26. In a case like this, the recipient would be a shareholder by way of deeming provision. It is not correct on the part of the Revenue to argue that if this position is taken, then the income ―is not taxed at the hands of the recipient‖. Such an argument based on the scheme of the Act as projected by the learned counsels for the Revenue on the basis of Sections 4, 5, 8, 14 and 56 of the Act would be of no avail. Simple answer to this argument is that such loan or advance, in the first place, is not an income. Such a loan or advance has to be returned by the recipient to the company, which has given the loan or advance.
27. Precisely, for this very reason, the Courts have held that if the amounts advanced are for business transactions between the parties, such payment would not fall within the deeming dividend under Section 2(22)(e) of the Act.
28. Insofar as reliance upon Circular No. 495 dated 22.09.1997 issued by Central Board of Direct Taxes is concerned, we are inclined to agree with the observations of the Mumbai Bench decision in Bhaumik Colour (P) Ltd. (supra) that such observations are not binding on the Courts. Once it is found that such loan or advance cannot be treated as deemed dividend at the hands of such a concern which is not a shareholder, and that according to us is the correct legal position, such a circular would be of no avail.
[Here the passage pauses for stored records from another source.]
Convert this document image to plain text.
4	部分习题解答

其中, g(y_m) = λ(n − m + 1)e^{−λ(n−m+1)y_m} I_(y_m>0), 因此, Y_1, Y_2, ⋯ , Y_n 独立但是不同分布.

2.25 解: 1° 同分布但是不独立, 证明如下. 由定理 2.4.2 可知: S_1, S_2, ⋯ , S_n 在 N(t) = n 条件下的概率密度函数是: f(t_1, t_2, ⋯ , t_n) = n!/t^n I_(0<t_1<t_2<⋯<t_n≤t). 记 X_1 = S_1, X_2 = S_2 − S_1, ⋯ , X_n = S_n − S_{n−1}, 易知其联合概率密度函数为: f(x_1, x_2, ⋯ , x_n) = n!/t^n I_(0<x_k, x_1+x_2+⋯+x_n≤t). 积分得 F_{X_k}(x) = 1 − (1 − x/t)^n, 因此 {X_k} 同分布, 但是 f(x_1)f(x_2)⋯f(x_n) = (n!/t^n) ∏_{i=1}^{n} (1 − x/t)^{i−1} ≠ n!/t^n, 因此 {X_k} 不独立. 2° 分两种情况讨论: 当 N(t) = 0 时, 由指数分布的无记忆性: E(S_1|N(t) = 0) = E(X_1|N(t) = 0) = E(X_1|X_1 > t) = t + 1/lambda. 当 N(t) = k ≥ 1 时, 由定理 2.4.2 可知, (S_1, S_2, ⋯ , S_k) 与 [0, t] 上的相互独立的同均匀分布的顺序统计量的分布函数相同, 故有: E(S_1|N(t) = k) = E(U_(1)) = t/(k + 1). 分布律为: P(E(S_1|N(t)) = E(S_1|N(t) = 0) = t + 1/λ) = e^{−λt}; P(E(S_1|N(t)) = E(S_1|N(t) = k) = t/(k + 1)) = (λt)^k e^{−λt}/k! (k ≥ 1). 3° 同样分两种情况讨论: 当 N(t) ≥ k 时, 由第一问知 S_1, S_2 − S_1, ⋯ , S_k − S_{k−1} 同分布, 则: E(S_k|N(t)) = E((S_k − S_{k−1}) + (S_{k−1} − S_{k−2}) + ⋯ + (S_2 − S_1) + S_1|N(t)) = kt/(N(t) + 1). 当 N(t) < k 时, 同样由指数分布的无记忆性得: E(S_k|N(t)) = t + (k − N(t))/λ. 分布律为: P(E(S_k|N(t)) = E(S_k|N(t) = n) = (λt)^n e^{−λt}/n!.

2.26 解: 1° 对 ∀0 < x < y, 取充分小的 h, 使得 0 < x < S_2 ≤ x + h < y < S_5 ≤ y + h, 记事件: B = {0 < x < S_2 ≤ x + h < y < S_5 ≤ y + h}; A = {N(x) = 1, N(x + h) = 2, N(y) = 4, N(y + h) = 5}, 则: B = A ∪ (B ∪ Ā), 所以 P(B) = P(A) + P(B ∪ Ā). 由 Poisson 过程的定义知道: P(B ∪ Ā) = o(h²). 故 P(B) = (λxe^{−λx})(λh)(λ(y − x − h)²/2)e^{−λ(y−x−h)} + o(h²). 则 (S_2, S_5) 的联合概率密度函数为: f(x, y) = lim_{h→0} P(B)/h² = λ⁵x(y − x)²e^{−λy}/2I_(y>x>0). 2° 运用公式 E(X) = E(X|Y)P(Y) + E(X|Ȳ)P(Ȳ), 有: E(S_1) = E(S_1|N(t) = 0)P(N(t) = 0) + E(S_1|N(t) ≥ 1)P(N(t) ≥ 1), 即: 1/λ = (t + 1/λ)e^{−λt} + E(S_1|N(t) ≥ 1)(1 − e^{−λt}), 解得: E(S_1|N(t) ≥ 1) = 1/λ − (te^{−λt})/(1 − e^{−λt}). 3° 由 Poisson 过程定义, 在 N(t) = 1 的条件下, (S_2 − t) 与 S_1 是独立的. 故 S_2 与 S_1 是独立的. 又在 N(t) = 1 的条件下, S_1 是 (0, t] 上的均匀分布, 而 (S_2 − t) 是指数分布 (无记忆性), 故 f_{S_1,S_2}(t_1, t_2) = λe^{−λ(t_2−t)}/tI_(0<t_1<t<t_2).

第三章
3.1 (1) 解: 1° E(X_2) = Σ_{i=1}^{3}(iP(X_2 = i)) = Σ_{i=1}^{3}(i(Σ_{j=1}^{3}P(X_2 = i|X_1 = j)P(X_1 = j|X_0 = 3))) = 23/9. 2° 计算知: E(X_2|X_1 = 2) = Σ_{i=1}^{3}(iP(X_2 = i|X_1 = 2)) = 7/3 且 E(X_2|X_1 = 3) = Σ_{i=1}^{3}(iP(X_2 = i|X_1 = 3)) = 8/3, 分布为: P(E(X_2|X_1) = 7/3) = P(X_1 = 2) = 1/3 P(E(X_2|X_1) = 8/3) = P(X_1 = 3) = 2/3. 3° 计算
29. No doubt, the legal fiction/deemed provision created by the Legislature has to be taken to ‘logical conclusion’ as held in Andaleeb Sehgal (supra). The Revenue wants the deeming provision to be extended which is illogical and attempt is to create a real legal fiction, which is not created by the Legislature. We say at the cost of repetition that the definition of shareholder is not enlarged by any fiction.